Berlin, 1927. Wenige Monate nach der Eröffnung des neuen U-Bahnhofs Schönleinstraße am Kottbusser Damm feiert Walther Ruttmanns "Sinfonie der Großstadt" Premiere. Der experimentelle Stummfilm zeigt Berliner Alltag: Am Morgen strömen Arbeiter und Angestellte in U-Bahnstationen wie die an der Schönleinstraße. Gearbeitet wird nach der Stechuhr, alle sind gleichzeitig unterwegs, gerade in Arbeiterbezirken wie Kreuzberg und Neukölln herrscht ein Gewusel wie in einem Ameisenhaufen.
Für die Menschen rund um den Kottbusser Damm Ende der 20er-Jahre bedeutete der neue Bahnhof Schönleinstraße etwas mehr Bequemlichkeit: Stück für Stück wurde die Linie U8, damals noch Linie D, verlängert, bis sie die Arbeiterquartiere im Süden und Norden mit den Fabriken und Büros im Zentrum verband.
Vom Arbeiterbezirk zum Ort ohne Illusionen
Zahllose pinkfarbene Kreise aus Sprühfarbe markieren die Mängel an Wänden und Decke, Vorbereitung für die Sanierung. In einer beleuchteten Vitrine sind die Modelle eines Neuköllner Streetwear-Labels drapiert. Der winzige Sushi-Stehimbiss hat schon vor Jahren zugesperrt, ein offenbar illusionsloses Paar hat sein Liebesschloss an das Gitter vor seinem Fenster gehängt.
Es riecht streng, nach Urin und Schweiß, trotz der riesigen halbkugelförmigen Lampen herrscht ein merkwürdiges Zwielicht. Der U-Bahnhof Schönleinstraße ist einer, den man gern wieder verlässt. Das Grau der Wandfliesen betont die Tristesse des U-Bahnhofs Schönleinstraße. Doch die Farbwahl hat System: Wer öfter mit der U8 fährt und dabei vielleicht liest oder am Handy surft, kennt das: Ein Blick aus dem Fenster genügt, um sich zu orientieren - selbst wenn gerade kein Stationsschild in Sichtweite ist.
Und darum trägt auch der Bahnhof Schönleinstraße noch heute jenes bläuliche Grau, das ihm der Schwede Alfred Grenander Ende der 1920er-Jahre zugedacht hat. Die Farbe änderte sich auch nicht, als der Bahnhof über Jahrzehnte gar nicht mehr Schönleinstraße hieß. Immer wieder wurden die Namen von Berliner U-Bahn-Stationen geändert und den baulichen Veränderungen angepasst.

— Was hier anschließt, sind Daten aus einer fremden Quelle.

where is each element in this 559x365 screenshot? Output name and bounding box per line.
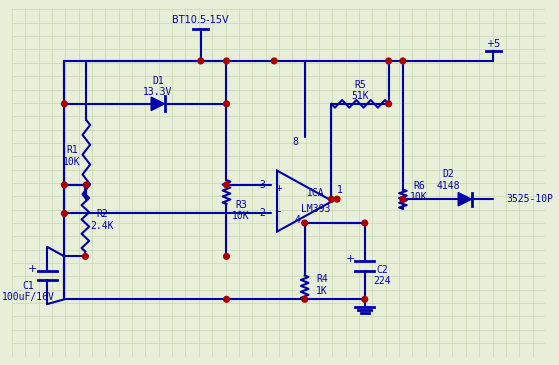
Circle shape: [334, 196, 340, 202]
Text: R6
10K: R6 10K: [410, 181, 428, 202]
Text: C1
100uF/16V: C1 100uF/16V: [2, 281, 55, 303]
Circle shape: [224, 101, 229, 107]
Circle shape: [83, 254, 88, 259]
Text: 3525-10P: 3525-10P: [506, 194, 553, 204]
Text: LM393: LM393: [301, 204, 331, 214]
Text: BT10.5-15V: BT10.5-15V: [172, 15, 229, 25]
Text: +: +: [346, 254, 355, 264]
Text: 8: 8: [292, 137, 298, 147]
Text: 1: 1: [337, 185, 343, 195]
Text: R3
10K: R3 10K: [232, 200, 250, 222]
Text: R5
51K: R5 51K: [351, 80, 369, 101]
Circle shape: [386, 101, 391, 107]
Text: 3: 3: [260, 180, 266, 190]
Text: +: +: [29, 264, 37, 274]
Circle shape: [224, 296, 229, 302]
Circle shape: [61, 182, 67, 188]
Text: D1
13.3V: D1 13.3V: [143, 76, 173, 97]
Circle shape: [198, 58, 203, 64]
Circle shape: [302, 220, 307, 226]
Text: ICA: ICA: [307, 188, 325, 199]
Circle shape: [224, 58, 229, 64]
Text: -: -: [276, 205, 282, 216]
Text: +5: +5: [486, 39, 501, 49]
Polygon shape: [458, 192, 472, 206]
Text: R4
1K: R4 1K: [316, 274, 328, 296]
Circle shape: [302, 296, 307, 302]
Text: D2
4148: D2 4148: [437, 169, 461, 191]
Text: R2
2.4K: R2 2.4K: [91, 210, 114, 231]
Circle shape: [224, 182, 229, 188]
Circle shape: [362, 296, 368, 302]
Circle shape: [400, 58, 406, 64]
Circle shape: [386, 58, 391, 64]
Circle shape: [61, 101, 67, 107]
Circle shape: [271, 58, 277, 64]
Circle shape: [83, 182, 89, 188]
Polygon shape: [151, 97, 164, 111]
Text: +: +: [276, 183, 282, 193]
Circle shape: [61, 211, 67, 216]
Circle shape: [362, 220, 368, 226]
Text: C2
224: C2 224: [373, 265, 391, 286]
Text: R1
10K: R1 10K: [63, 146, 81, 167]
Circle shape: [329, 196, 334, 202]
Circle shape: [224, 254, 229, 259]
Circle shape: [400, 196, 406, 202]
Text: 2: 2: [260, 208, 266, 219]
Text: 4: 4: [294, 215, 300, 225]
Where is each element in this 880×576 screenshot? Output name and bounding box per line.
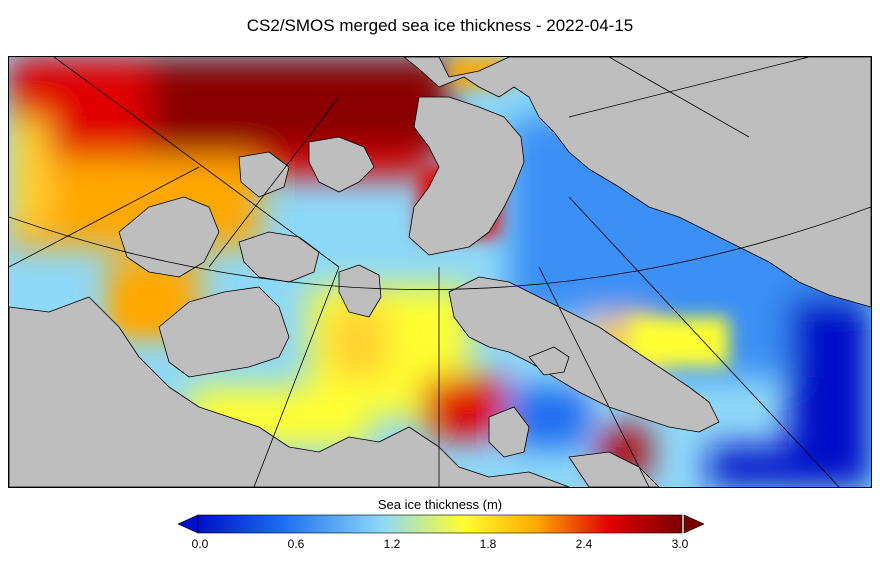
colorbar-min-arrow <box>177 514 199 534</box>
colorbar-tick: 2.4 <box>575 537 593 551</box>
colorbar-tick: 0.0 <box>191 537 209 551</box>
colorbar-tick: 1.2 <box>383 537 401 551</box>
colorbar-tick: 3.0 <box>671 537 689 551</box>
colorbar <box>177 512 705 536</box>
colorbar-label: Sea ice thickness (m) <box>377 497 503 512</box>
colorbar-tick: 1.8 <box>479 537 497 551</box>
colorbar-tick: 0.6 <box>287 537 305 551</box>
map-title: CS2/SMOS merged sea ice thickness - 2022… <box>246 16 634 35</box>
colorbar-gradient <box>197 514 683 534</box>
graticule <box>9 57 871 487</box>
colorbar-ticks: 0.0 0.6 1.2 1.8 2.4 3.0 <box>0 537 880 553</box>
colorbar-max-arrow <box>683 514 705 534</box>
sea-ice-thickness-map <box>8 56 872 488</box>
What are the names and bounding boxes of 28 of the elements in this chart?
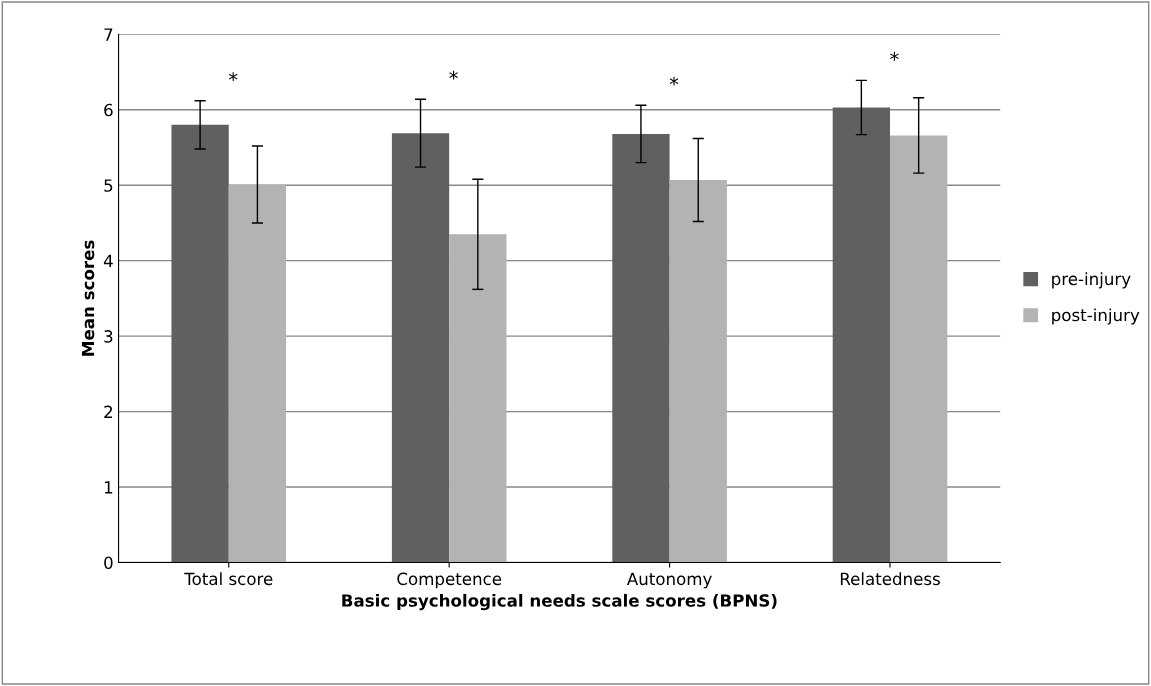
annotation: *: [669, 76, 679, 86]
y-tick-label: 2: [104, 405, 113, 418]
x-axis-title: Basic psychological needs scale scores (BPNS): [342, 593, 777, 611]
x-tick-label: Autonomy: [626, 572, 712, 589]
annotation: *: [890, 51, 899, 61]
bar: [391, 133, 450, 563]
x-tick-label: Relatedness: [840, 572, 940, 586]
bar: [449, 234, 507, 563]
annotation: *: [449, 70, 458, 80]
y-tick-label: 7: [104, 28, 113, 41]
y-tick-label: 3: [104, 330, 113, 343]
legend-label: post-injury: [1052, 308, 1140, 325]
legend-label: pre-injury: [1052, 272, 1131, 289]
annotation: *: [228, 72, 238, 82]
y-tick-label: 0: [104, 556, 113, 570]
x-tick-label: Total score: [184, 572, 273, 586]
bar: [890, 135, 948, 563]
bar: [171, 124, 229, 563]
bar: [612, 133, 670, 563]
y-tick-label: 1: [104, 481, 113, 494]
bar: [669, 179, 727, 563]
bar: [228, 184, 287, 563]
x-tick-label: Competence: [397, 572, 502, 589]
y-axis-title: Mean scores: [81, 240, 95, 356]
y-tick-label: 4: [103, 254, 113, 268]
y-tick-label: 6: [104, 103, 113, 117]
y-tick-label: 5: [104, 179, 113, 192]
bar: [832, 107, 891, 563]
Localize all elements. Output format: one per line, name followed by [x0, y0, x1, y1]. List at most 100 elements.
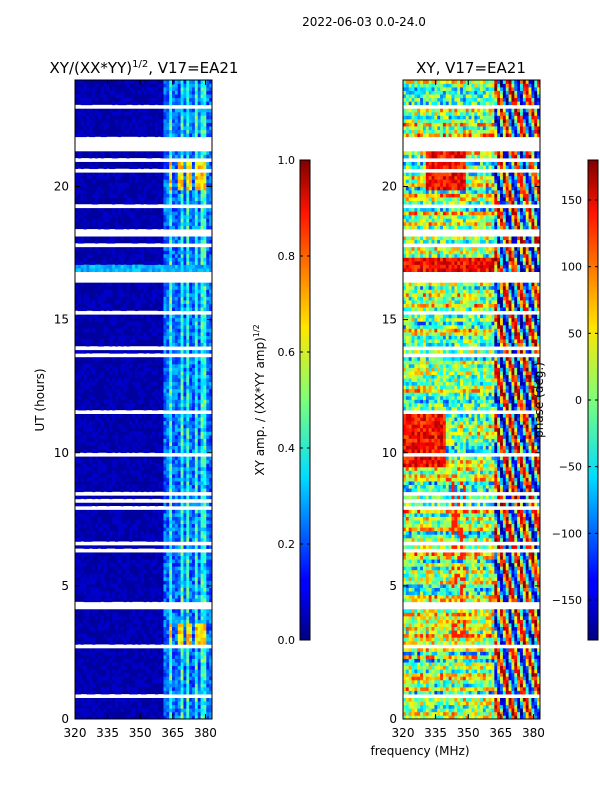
amp-cell [200, 264, 204, 269]
amp-cell [177, 317, 181, 322]
amp-cell [166, 466, 170, 471]
amp-cell [137, 701, 141, 706]
amp-cell [163, 182, 167, 187]
amp-cell [123, 456, 127, 461]
amp-cell [123, 264, 127, 269]
amp-cell [197, 367, 201, 372]
amp-cell [149, 261, 153, 265]
amp-cell [92, 580, 96, 585]
amp-cell [203, 413, 207, 418]
amp-cell [192, 190, 196, 194]
amp-cell [197, 484, 201, 489]
amp-cell [192, 218, 196, 223]
amp-cell [169, 648, 173, 652]
amp-cell [117, 80, 121, 84]
amp-cell [92, 268, 96, 272]
amp-cell [112, 573, 116, 578]
amp-cell [203, 640, 207, 645]
phase-cell [437, 715, 441, 720]
amp-cell [166, 445, 170, 450]
amp-cell [89, 339, 93, 343]
amp-cell [189, 175, 193, 180]
amp-cell [200, 317, 204, 322]
amp-cell [194, 704, 199, 709]
amp-cell [166, 566, 170, 571]
amp-cell [206, 218, 210, 223]
amp-cell [183, 715, 187, 720]
amp-cell [152, 314, 156, 319]
amp-cell [209, 94, 213, 99]
amp-gap-row [75, 310, 212, 315]
amp-cell [200, 293, 204, 297]
phase-cell [431, 704, 435, 709]
amp-cell [192, 711, 196, 716]
amp-cell [100, 87, 104, 91]
amp-cell [163, 672, 167, 677]
amp-cell [132, 349, 136, 354]
phase-cell [491, 701, 495, 706]
amp-cell [134, 239, 139, 244]
amp-cell [180, 388, 184, 393]
amp-cell [103, 133, 107, 138]
phase-cell [480, 701, 484, 706]
amp-cell [194, 502, 199, 507]
amp-cell [117, 190, 121, 194]
amp-cell [126, 445, 130, 450]
amp-cell [134, 651, 139, 656]
amp-cell [206, 154, 210, 159]
amp-cell [203, 687, 207, 691]
phase-cell [474, 715, 478, 720]
amp-cell [94, 481, 99, 485]
amp-cell [120, 509, 124, 514]
phase-cell [403, 708, 407, 713]
amp-cell [166, 619, 170, 624]
amp-gap-row [75, 491, 212, 496]
amp-cell [126, 438, 130, 443]
amp-cell [200, 328, 204, 333]
amp-cell [97, 648, 101, 652]
amp-cell [186, 580, 190, 585]
amp-cell [183, 577, 187, 581]
amp-cell [172, 367, 176, 372]
amp-cell [103, 122, 107, 127]
phase-cell [448, 687, 452, 691]
amp-cell [174, 395, 179, 400]
amp-cell [192, 569, 196, 574]
amp-cell [172, 261, 176, 265]
phase-cell [474, 697, 478, 702]
amp-cell [134, 122, 139, 127]
amp-cell [134, 385, 139, 390]
amp-cell [129, 626, 133, 631]
amp-cell [186, 360, 190, 365]
amp-cell [112, 154, 116, 159]
amp-cell [89, 484, 93, 489]
amp-cell [183, 175, 187, 180]
amp-cell [106, 214, 110, 219]
amp-cell [209, 495, 213, 500]
amp-cell [180, 640, 184, 645]
amp-cell [166, 481, 170, 485]
amp-cell [200, 552, 204, 556]
phase-cell [403, 687, 407, 691]
amp-cell [203, 495, 207, 500]
phase-cell [451, 687, 455, 691]
amp-cell [83, 683, 87, 688]
amp-cell [123, 356, 127, 361]
amp-cell [157, 218, 161, 223]
amp-cell [154, 477, 159, 482]
amp-cell [154, 552, 159, 556]
amp-cell [200, 378, 204, 383]
phase-cell [420, 690, 424, 695]
amp-cell [154, 261, 159, 265]
amp-cell [192, 640, 196, 645]
amp-cell [189, 193, 193, 198]
amp-cell [200, 587, 204, 592]
amp-cell [172, 268, 176, 272]
amp-cell [77, 111, 81, 116]
phase-cell [422, 708, 427, 713]
amp-cell [120, 94, 124, 99]
amp-cell [137, 90, 141, 95]
phase-cell [465, 701, 469, 706]
amp-cell [169, 324, 173, 329]
amp-cell [163, 285, 167, 290]
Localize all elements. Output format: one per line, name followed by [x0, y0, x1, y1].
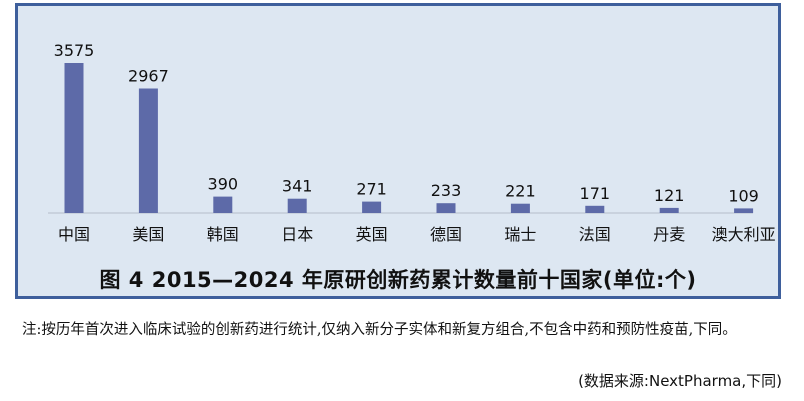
footnote: 注:按历年首次进入临床试验的创新药进行统计,仅纳入新分子实体和新复方组合,不包含… [22, 322, 737, 338]
category-label-4: 英国 [356, 225, 388, 244]
value-label-3: 341 [282, 177, 313, 196]
category-label-0: 中国 [58, 225, 90, 244]
bar-9 [734, 208, 754, 213]
value-label-9: 109 [728, 186, 759, 205]
bar-2 [213, 196, 233, 213]
bar-0 [64, 63, 84, 213]
category-label-5: 德国 [430, 225, 462, 244]
category-label-3: 日本 [281, 225, 313, 244]
value-label-8: 121 [654, 186, 685, 205]
category-label-9: 澳大利亚 [712, 225, 776, 244]
category-label-2: 韩国 [207, 225, 239, 244]
category-label-7: 法国 [579, 225, 611, 244]
bar-chart: 3575 2967 390 341 271 233 221 171 121 109 中国 美国 韩国 日… [48, 41, 776, 244]
category-label-1: 美国 [132, 225, 164, 244]
chart-title: 图 4 2015—2024 年原研创新药累计数量前十国家(单位:个) [99, 268, 697, 292]
value-label-5: 233 [431, 181, 462, 200]
value-label-6: 221 [505, 182, 536, 201]
bar-3 [287, 198, 307, 213]
bar-6 [510, 203, 530, 213]
chart-frame: 3575 2967 390 341 271 233 221 171 121 109 中国 美国 韩国 日… [15, 3, 781, 299]
data-source: (数据来源:NextPharma,下同) [578, 372, 782, 390]
bar-5 [436, 203, 456, 213]
category-label-8: 丹麦 [653, 225, 685, 244]
bar-1 [138, 88, 158, 213]
value-label-2: 390 [208, 175, 239, 194]
bar-8 [659, 207, 679, 213]
bar-7 [585, 205, 605, 213]
bar-4 [362, 201, 382, 213]
value-labels-group: 3575 2967 390 341 271 233 221 171 121 109 [54, 41, 759, 205]
bars-group [64, 63, 754, 213]
value-label-0: 3575 [54, 41, 95, 60]
value-label-1: 2967 [128, 67, 169, 86]
category-labels-group: 中国 美国 韩国 日本 英国 德国 瑞士 法国 丹麦 澳大利亚 [58, 225, 776, 244]
value-label-4: 271 [356, 180, 387, 199]
value-label-7: 171 [580, 184, 611, 203]
category-label-6: 瑞士 [504, 225, 536, 244]
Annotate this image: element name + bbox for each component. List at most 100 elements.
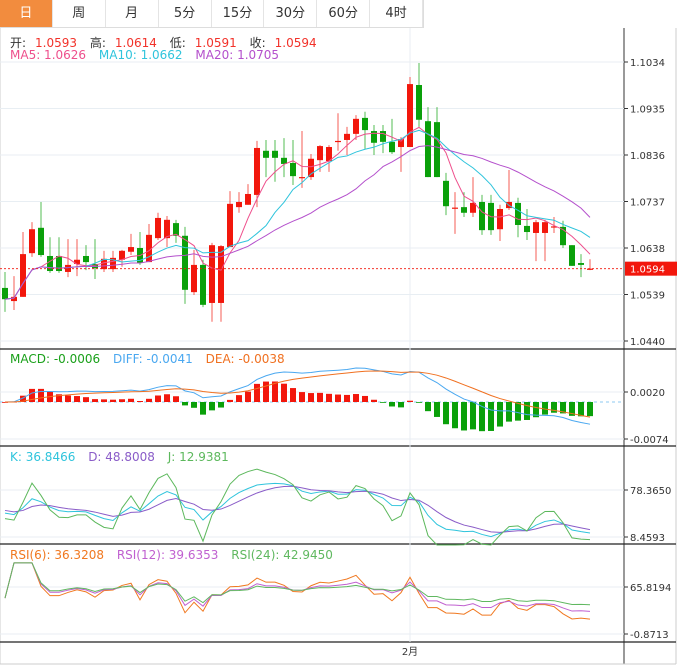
high-value: 1.0614 [114, 36, 157, 50]
candle-down [263, 150, 269, 158]
macd-bar [56, 394, 62, 402]
macd-bar [38, 388, 44, 402]
macd-bar [227, 399, 233, 402]
candle-down [380, 131, 386, 142]
macd-bar [281, 383, 287, 402]
candle-up [74, 259, 80, 264]
kdj-tick-label: 78.3650 [630, 486, 671, 497]
low-value: 1.0591 [194, 36, 237, 50]
candle-up [470, 202, 476, 213]
tab-month[interactable]: 月 [106, 0, 159, 27]
last-price-badge [625, 261, 677, 276]
macd-bar [2, 402, 8, 403]
macd-bar [92, 399, 98, 402]
price-tick-label: 1.0440 [630, 337, 665, 348]
candle-up [11, 296, 17, 302]
date-tick-label: 2月 [402, 646, 418, 658]
macd-bar [434, 402, 440, 417]
candle-up [398, 139, 404, 148]
macd-panel [0, 367, 624, 432]
macd-bar [119, 399, 125, 402]
low-label: 低: [169, 36, 186, 50]
close-value: 1.0594 [274, 36, 317, 50]
macd-bar [263, 381, 269, 402]
price-tick-label: 1.0737 [630, 198, 665, 209]
ma-legend: MA5: 1.0626 MA10: 1.0662 MA20: 1.0705 [10, 48, 288, 62]
open-label: 开: [10, 36, 27, 50]
candle-up [335, 140, 341, 143]
candle-down [173, 223, 179, 236]
candle-down [56, 255, 62, 272]
macd-bar [515, 402, 521, 421]
candle-up [191, 264, 197, 293]
candle-down [200, 264, 206, 305]
macd-bar [218, 402, 224, 408]
macd-bar [560, 402, 566, 414]
gridlines [0, 28, 624, 642]
candle-up [227, 203, 233, 248]
candle-up [299, 177, 305, 179]
tab-5min[interactable]: 5分 [159, 0, 212, 27]
macd-bar [497, 402, 503, 427]
j-line [4, 468, 591, 546]
macd-bar [209, 402, 215, 411]
rsi24-value: RSI(24): 42.9450 [231, 548, 333, 562]
tab-4hour[interactable]: 4时 [370, 0, 423, 27]
tab-60min[interactable]: 60分 [317, 0, 371, 27]
macd-bar [128, 398, 134, 402]
rsi-tick-label: -0.8713 [630, 630, 669, 641]
candle-down [560, 226, 566, 246]
macd-bar [488, 402, 494, 431]
macd-bar [299, 392, 305, 402]
macd-bar [308, 393, 314, 402]
candle-down [362, 117, 368, 131]
candle-up [128, 247, 134, 252]
candle-down [38, 227, 44, 256]
macd-bar [353, 394, 359, 402]
macd-bar [317, 392, 323, 402]
macd-bar [83, 397, 89, 402]
tab-week[interactable]: 周 [53, 0, 106, 27]
candle-down [416, 85, 422, 120]
candle-up [407, 84, 413, 148]
candle-up [119, 250, 125, 260]
candle-up [146, 234, 152, 263]
k-value: K: 36.8466 [10, 450, 76, 464]
tab-30min[interactable]: 30分 [264, 0, 318, 27]
ma20-line [4, 145, 591, 300]
candle-up [155, 217, 161, 239]
candle-up [254, 147, 260, 195]
price-tick-label: 1.1034 [630, 58, 665, 69]
macd-bar [551, 402, 557, 413]
tab-day[interactable]: 日 [0, 0, 53, 27]
macd-tick-label: 0.0020 [630, 388, 665, 399]
price-tick-label: 1.0638 [630, 244, 665, 255]
candle-down [461, 207, 467, 213]
candle-down [272, 150, 278, 158]
candle-down [47, 255, 53, 272]
macd-bar [101, 399, 107, 402]
candle-down [515, 202, 521, 225]
price-tick-label: 1.0836 [630, 151, 665, 162]
macd-bar [173, 396, 179, 402]
macd-bar [380, 402, 386, 403]
tab-15min[interactable]: 15分 [212, 0, 265, 27]
macd-bar [506, 402, 512, 422]
high-label: 高: [89, 36, 106, 50]
macd-bar [326, 393, 332, 402]
macd-bar [29, 388, 35, 402]
open-value: 1.0593 [35, 36, 78, 50]
candle-up [308, 158, 314, 178]
candle-down [443, 180, 449, 207]
macd-bar [164, 394, 170, 402]
macd-bar [200, 402, 206, 415]
macd-bar [578, 402, 584, 417]
candle-up [20, 254, 26, 297]
macd-bar [461, 402, 467, 431]
price-axis: 1.1034 1.0935 1.0836 1.0737 1.0638 1.0539 1.04… [402, 58, 677, 658]
macd-legend: MACD: -0.0006 DIFF: -0.0041 DEA: -0.0038 [10, 352, 294, 366]
macd-bar [533, 402, 539, 418]
candle-up [245, 193, 251, 205]
ma10-line [4, 129, 591, 300]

Denkmalschutz und Drogenszene
Die Nähe zu Kottbusser Tor und Hermannplatz macht die ruhigere Station Schönleinstraße heute zu einem Treffpunkt für Obdachlose und Drogenabhängige, wie überall in Berlin sind es in den letzten Jahren immer mehr geworden. Ein Vorfall im Dezember 2016 warf kurzzeitig ein Schlaglicht auf den Bahnhof: Mehrere Jugendliche hatten einen schlafenden Obdachlosen angezündet, glücklicherweise griffen Fahrgäste ein.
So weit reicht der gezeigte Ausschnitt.